Inaczej ma się sytuacja w przypadku Andresa Iniesty. Kapitan Barcelony w maju skończy 33 lata, więc najodpowiedniejsze wydawałoby się coroczne przedłużanie umowy w zależności od formy i chęci samego zawodnika do dalszej gry. Wszystko wskazuje na to, że jednak w przypadku „Don Andresa” klub wykaże się zaufaniem i postanowi zrobić coś, czego jeszcze w świecie futbolu nie widzieliśmy. Jak donosi Sport, klub z Camp Nou chce zaproponować Hiszpanowi… dożywotni kontrakt. Na jego mocy to pomocnik decydowałby sam o swojej przyszłości. W momencie, w którym poczuje, że nadszedł czas zawiesić buty na kołku, będzie mógł to zrobić bezproblemowo, a mimo to dalej będzie miał umowę ze swoim klubem. Na jej mocy obejmie uzgodnione stanowisko (spekuluje się o trenowaniu młodzieży). Wszystko znów zależy tylko od tego, czy Iniesta będzie chciał pozostać w stolicy Katalonii.

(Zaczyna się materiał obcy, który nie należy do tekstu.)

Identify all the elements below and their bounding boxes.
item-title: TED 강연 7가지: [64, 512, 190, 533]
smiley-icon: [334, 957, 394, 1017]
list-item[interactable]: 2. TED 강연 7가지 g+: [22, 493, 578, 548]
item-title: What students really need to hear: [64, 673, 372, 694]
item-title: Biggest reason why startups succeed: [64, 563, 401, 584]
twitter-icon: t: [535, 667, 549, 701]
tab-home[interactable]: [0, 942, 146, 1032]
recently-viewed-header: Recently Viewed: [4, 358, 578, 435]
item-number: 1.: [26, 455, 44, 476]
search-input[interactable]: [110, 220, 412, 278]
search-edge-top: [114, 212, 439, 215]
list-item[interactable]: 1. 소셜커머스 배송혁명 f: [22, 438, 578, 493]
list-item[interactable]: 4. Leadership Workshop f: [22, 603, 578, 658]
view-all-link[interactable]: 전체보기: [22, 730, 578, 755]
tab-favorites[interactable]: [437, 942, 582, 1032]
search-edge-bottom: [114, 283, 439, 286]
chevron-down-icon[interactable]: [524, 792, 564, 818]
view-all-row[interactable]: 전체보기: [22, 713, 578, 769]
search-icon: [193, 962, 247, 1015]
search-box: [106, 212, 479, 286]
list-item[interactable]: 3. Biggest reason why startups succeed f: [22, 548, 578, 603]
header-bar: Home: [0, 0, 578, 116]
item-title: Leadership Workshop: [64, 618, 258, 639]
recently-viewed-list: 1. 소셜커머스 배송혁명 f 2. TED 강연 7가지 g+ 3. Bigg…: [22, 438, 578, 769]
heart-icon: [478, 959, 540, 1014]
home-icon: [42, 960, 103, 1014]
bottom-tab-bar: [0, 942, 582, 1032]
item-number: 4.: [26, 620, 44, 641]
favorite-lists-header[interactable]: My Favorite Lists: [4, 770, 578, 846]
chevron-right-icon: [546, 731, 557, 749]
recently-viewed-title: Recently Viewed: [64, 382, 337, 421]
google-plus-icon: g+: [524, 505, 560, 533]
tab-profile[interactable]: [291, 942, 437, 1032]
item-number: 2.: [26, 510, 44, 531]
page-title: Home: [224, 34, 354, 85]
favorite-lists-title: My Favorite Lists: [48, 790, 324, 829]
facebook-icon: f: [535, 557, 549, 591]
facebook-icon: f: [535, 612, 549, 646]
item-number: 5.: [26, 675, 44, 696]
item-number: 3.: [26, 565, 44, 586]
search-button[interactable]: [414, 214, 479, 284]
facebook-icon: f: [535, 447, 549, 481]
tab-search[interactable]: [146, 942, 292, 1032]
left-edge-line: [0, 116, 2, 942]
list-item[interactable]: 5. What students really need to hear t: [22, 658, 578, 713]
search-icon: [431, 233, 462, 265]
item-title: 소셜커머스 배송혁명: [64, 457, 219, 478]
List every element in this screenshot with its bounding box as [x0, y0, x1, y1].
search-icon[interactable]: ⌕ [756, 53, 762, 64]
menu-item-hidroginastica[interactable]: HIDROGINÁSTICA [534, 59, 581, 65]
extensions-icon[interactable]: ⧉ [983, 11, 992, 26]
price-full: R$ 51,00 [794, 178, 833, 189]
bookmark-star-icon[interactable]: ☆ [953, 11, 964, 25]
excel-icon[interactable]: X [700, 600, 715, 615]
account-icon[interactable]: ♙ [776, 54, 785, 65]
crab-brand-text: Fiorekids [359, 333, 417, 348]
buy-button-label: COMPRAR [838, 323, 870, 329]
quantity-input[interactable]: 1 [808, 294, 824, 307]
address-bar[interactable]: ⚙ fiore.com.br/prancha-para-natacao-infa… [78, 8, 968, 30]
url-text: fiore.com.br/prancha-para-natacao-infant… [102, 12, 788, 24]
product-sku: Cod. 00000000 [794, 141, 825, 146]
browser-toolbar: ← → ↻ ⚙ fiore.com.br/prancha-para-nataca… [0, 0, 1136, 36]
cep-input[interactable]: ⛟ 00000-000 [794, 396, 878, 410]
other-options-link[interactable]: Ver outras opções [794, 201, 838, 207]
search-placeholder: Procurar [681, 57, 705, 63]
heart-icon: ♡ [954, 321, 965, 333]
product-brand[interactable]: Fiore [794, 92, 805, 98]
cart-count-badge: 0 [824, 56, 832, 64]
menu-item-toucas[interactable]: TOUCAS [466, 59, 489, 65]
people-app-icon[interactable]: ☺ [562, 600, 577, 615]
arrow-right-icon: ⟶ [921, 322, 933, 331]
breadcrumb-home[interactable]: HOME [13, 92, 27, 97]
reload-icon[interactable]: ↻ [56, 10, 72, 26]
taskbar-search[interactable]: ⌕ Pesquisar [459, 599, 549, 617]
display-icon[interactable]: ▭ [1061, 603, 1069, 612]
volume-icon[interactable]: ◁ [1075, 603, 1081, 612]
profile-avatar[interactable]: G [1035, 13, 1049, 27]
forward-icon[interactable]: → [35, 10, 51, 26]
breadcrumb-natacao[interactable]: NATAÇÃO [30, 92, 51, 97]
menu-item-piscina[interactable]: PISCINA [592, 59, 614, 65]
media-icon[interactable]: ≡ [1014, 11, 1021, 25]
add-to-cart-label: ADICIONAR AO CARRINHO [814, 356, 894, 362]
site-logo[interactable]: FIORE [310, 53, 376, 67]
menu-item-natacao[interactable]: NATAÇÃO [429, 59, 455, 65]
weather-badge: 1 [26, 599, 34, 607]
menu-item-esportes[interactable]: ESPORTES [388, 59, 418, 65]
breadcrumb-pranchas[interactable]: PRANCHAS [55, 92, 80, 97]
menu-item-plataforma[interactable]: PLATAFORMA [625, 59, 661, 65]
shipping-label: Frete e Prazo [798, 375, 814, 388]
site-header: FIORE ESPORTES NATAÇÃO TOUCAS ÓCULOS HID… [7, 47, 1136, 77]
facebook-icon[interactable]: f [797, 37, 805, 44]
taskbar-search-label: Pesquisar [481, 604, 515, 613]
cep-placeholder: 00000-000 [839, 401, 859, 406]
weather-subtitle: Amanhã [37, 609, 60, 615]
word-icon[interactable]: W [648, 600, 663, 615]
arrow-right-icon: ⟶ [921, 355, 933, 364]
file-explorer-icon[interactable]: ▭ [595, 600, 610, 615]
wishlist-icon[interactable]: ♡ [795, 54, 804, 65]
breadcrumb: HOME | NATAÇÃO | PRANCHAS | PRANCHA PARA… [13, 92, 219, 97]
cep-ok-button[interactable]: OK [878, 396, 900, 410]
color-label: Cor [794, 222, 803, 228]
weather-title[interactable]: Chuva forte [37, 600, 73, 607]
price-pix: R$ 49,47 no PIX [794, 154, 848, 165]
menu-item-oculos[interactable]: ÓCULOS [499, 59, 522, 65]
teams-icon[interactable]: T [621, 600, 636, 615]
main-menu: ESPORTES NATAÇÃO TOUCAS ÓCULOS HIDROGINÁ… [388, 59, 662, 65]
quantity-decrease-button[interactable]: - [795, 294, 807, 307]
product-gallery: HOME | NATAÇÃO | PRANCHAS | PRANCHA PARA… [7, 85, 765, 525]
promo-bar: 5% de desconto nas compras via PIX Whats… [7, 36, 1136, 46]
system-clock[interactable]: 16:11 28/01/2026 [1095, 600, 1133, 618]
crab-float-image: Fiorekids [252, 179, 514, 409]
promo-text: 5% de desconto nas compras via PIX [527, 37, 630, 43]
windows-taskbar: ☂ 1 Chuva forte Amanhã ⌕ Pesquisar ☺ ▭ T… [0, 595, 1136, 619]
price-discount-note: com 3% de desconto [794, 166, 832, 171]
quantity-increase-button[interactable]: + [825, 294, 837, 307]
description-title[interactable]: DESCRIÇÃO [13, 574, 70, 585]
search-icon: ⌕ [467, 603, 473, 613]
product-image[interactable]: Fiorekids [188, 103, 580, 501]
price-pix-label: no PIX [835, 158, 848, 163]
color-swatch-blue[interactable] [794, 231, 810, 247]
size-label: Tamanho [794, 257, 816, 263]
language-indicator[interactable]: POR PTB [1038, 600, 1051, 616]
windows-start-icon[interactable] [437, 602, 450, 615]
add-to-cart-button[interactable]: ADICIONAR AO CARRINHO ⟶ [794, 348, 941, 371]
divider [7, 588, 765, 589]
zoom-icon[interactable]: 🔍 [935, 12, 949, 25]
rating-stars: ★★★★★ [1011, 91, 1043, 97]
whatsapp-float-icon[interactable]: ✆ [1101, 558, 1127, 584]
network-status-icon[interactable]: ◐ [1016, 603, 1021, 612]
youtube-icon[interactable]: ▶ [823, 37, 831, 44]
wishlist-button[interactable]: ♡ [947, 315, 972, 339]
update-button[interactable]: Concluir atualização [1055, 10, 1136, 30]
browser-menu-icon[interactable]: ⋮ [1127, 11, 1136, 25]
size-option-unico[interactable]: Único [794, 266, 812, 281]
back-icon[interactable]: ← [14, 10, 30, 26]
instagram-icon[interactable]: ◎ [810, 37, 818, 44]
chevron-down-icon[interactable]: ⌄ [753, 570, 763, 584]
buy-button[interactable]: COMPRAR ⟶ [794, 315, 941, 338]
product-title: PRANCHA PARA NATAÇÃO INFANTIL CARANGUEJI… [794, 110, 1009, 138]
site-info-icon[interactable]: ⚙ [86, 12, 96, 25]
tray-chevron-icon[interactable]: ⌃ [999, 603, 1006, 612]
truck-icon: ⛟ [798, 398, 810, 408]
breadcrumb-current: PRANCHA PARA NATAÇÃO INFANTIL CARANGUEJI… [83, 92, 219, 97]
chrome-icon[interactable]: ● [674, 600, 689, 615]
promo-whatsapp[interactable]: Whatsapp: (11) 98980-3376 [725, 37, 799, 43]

Barca will offer Iniesta a lifetime contract renewal, it'll allow him to keep playing for Barca as long as he wants (Sport). pic.twitter.com/1r16g4Nc55
— Goal Digger (@FCBGoalDigger) January 21, 2017
Takie podejście to precedens w świecie piłki i świadczy o tym, jakim człowiekiem jest Iniesta. Podczas gdy Messi (lub jego przedstawiciele) co rok, dwa walczą o podwyżkę, gdy Xavi pod koniec europejskiej kariery miał tak wysoką umowę, że to było ekonomicznie nierozsądne, Iniesta… po prostu robi swoje. Przy obecnych stawkach 7,5 miliona, które zarabia, wydaje się prawie śmieszne. Jak niedawno powiedział Luis Enrique, nie ma na świecie zawodnika, którego można by w jakikolwiek sposób porównywać do Andresa – pod względem sportowym, a co dopiero ludzkim. Słyszeliście kiedyś plotki o przenosinach Hiszpana do jakiegokolwiek innego klubu? Słyszeliście, żeby jakakolwiek drużyna (nawet chińska) porwała się na tak absurdalny pomysł, by pytać Barcelonę o Iniestę? My też nie. Pomocnik nie chce ciągłych podwyżek, po prostu chce grać w miejscu, które kocha jak żadne inne. Relacja na linii Barcelona–Iniesta to przykład symbiozy idealnej, o jakiej można w obecnych czasach tylko marzyć.